En effet, les recherches qui existent déjà sur la vie intra-utérine de l’enfant sont centrées
souvent sur l’aspect médical ou paramédical, et sur l’aspect psychanalytique et
psychologique, mais peu sur l’aspect éducatif. Jusqu’à aujourd’hui, très peu de recherches en
sciences de l’éducation traitent de cette période prénatale en France ou au Maroc.
         Deux problématiques vont entrer simultanément en ligne de compte :
– Celle de l’éducabilité du bébé dans le ventre.

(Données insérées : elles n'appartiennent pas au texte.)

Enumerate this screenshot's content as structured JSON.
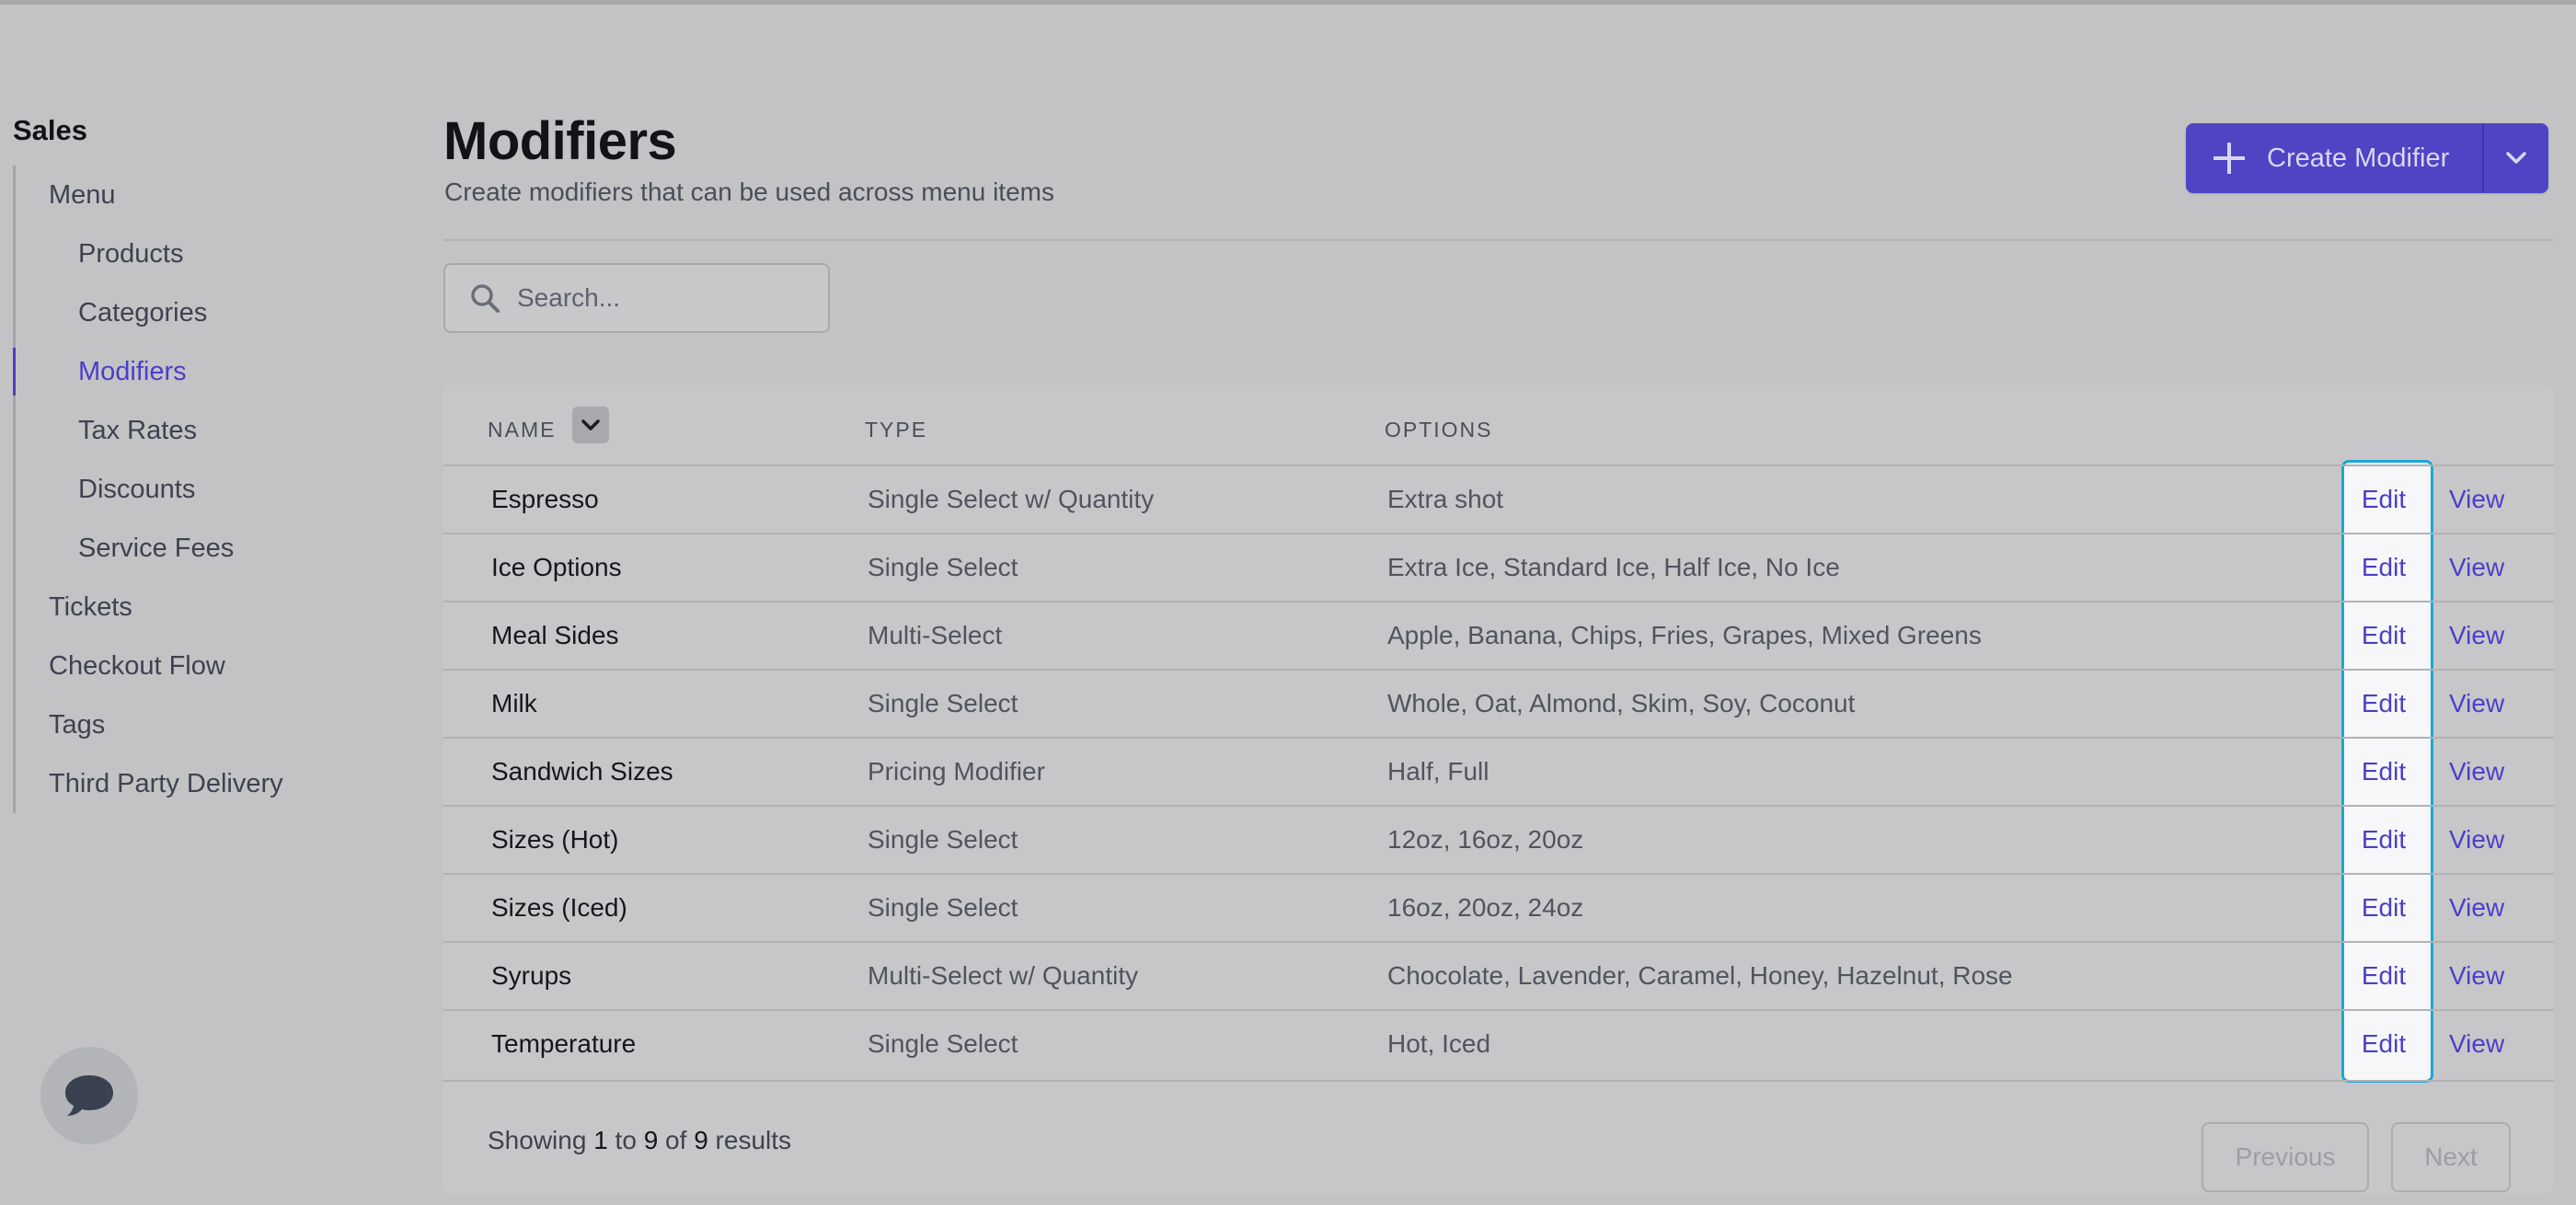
{
  "sidebar": {
    "title": "Sales",
    "items": [
      {
        "label": "Menu",
        "level": 0,
        "active": false
      },
      {
        "label": "Products",
        "level": 1,
        "active": false
      },
      {
        "label": "Categories",
        "level": 1,
        "active": false
      },
      {
        "label": "Modifiers",
        "level": 1,
        "active": true
      },
      {
        "label": "Tax Rates",
        "level": 1,
        "active": false
      },
      {
        "label": "Discounts",
        "level": 1,
        "active": false
      },
      {
        "label": "Service Fees",
        "level": 1,
        "active": false
      },
      {
        "label": "Tickets",
        "level": 0,
        "active": false
      },
      {
        "label": "Checkout Flow",
        "level": 0,
        "active": false
      },
      {
        "label": "Tags",
        "level": 0,
        "active": false
      },
      {
        "label": "Third Party Delivery",
        "level": 0,
        "active": false
      }
    ]
  },
  "header": {
    "title": "Modifiers",
    "subtitle": "Create modifiers that can be used across menu items",
    "create_label": "Create Modifier",
    "create_icon": "plus-icon",
    "caret_icon": "chevron-down-icon"
  },
  "search": {
    "placeholder": "Search...",
    "icon": "search-icon"
  },
  "table": {
    "columns": [
      "NAME",
      "TYPE",
      "OPTIONS"
    ],
    "sort_icon": "chevron-down-icon",
    "rows": [
      {
        "name": "Espresso",
        "type": "Single Select w/ Quantity",
        "options": "Extra shot",
        "edit": "Edit",
        "view": "View"
      },
      {
        "name": "Ice Options",
        "type": "Single Select",
        "options": "Extra Ice, Standard Ice, Half Ice, No Ice",
        "edit": "Edit",
        "view": "View"
      },
      {
        "name": "Meal Sides",
        "type": "Multi-Select",
        "options": "Apple, Banana, Chips, Fries, Grapes, Mixed Greens",
        "edit": "Edit",
        "view": "View"
      },
      {
        "name": "Milk",
        "type": "Single Select",
        "options": "Whole, Oat, Almond, Skim, Soy, Coconut",
        "edit": "Edit",
        "view": "View"
      },
      {
        "name": "Sandwich Sizes",
        "type": "Pricing Modifier",
        "options": "Half, Full",
        "edit": "Edit",
        "view": "View"
      },
      {
        "name": "Sizes (Hot)",
        "type": "Single Select",
        "options": "12oz, 16oz, 20oz",
        "edit": "Edit",
        "view": "View"
      },
      {
        "name": "Sizes (Iced)",
        "type": "Single Select",
        "options": "16oz, 20oz, 24oz",
        "edit": "Edit",
        "view": "View"
      },
      {
        "name": "Syrups",
        "type": "Multi-Select w/ Quantity",
        "options": "Chocolate, Lavender, Caramel, Honey, Hazelnut, Rose",
        "edit": "Edit",
        "view": "View"
      },
      {
        "name": "Temperature",
        "type": "Single Select",
        "options": "Hot, Iced",
        "edit": "Edit",
        "view": "View"
      }
    ]
  },
  "pagination": {
    "showing_prefix": "Showing",
    "from": "1",
    "to_word": "to",
    "to": "9",
    "of_word": "of",
    "total": "9",
    "suffix": "results",
    "previous_label": "Previous",
    "next_label": "Next"
  },
  "chat": {
    "icon": "chat-bubble-icon"
  },
  "colors": {
    "accent": "#4f44c4",
    "link": "#4b3fc8",
    "highlight_border": "#1aa7d6"
  }
}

– Celle de la spécificité de la valeur et des pratiques de l’éducation prénatale par la mère et le
père.
         Ce qui peut se résumer par ces quatre questions spécifiques: le bébé in utero est-il un
sujet éducable ? Comment les parents coréens préparent-ils et affrontent-ils cet événement de
la grossesse pour mieux accueillir l’enfant à naître ? Et chaque famille a-t-elle sa propre façon
d’éduquer son enfant et, en fin de compte, peut-on dégager certaines valeurs applicables dans
d’autres cultures ? Dans la dimension de ma problématique, l’événement n’a pas le sens de
« ce qui arrive ». Je m’intéresse plus sur la manière dont chaque personne réagit en matière
d’éducation face à l’événement de la grossesse.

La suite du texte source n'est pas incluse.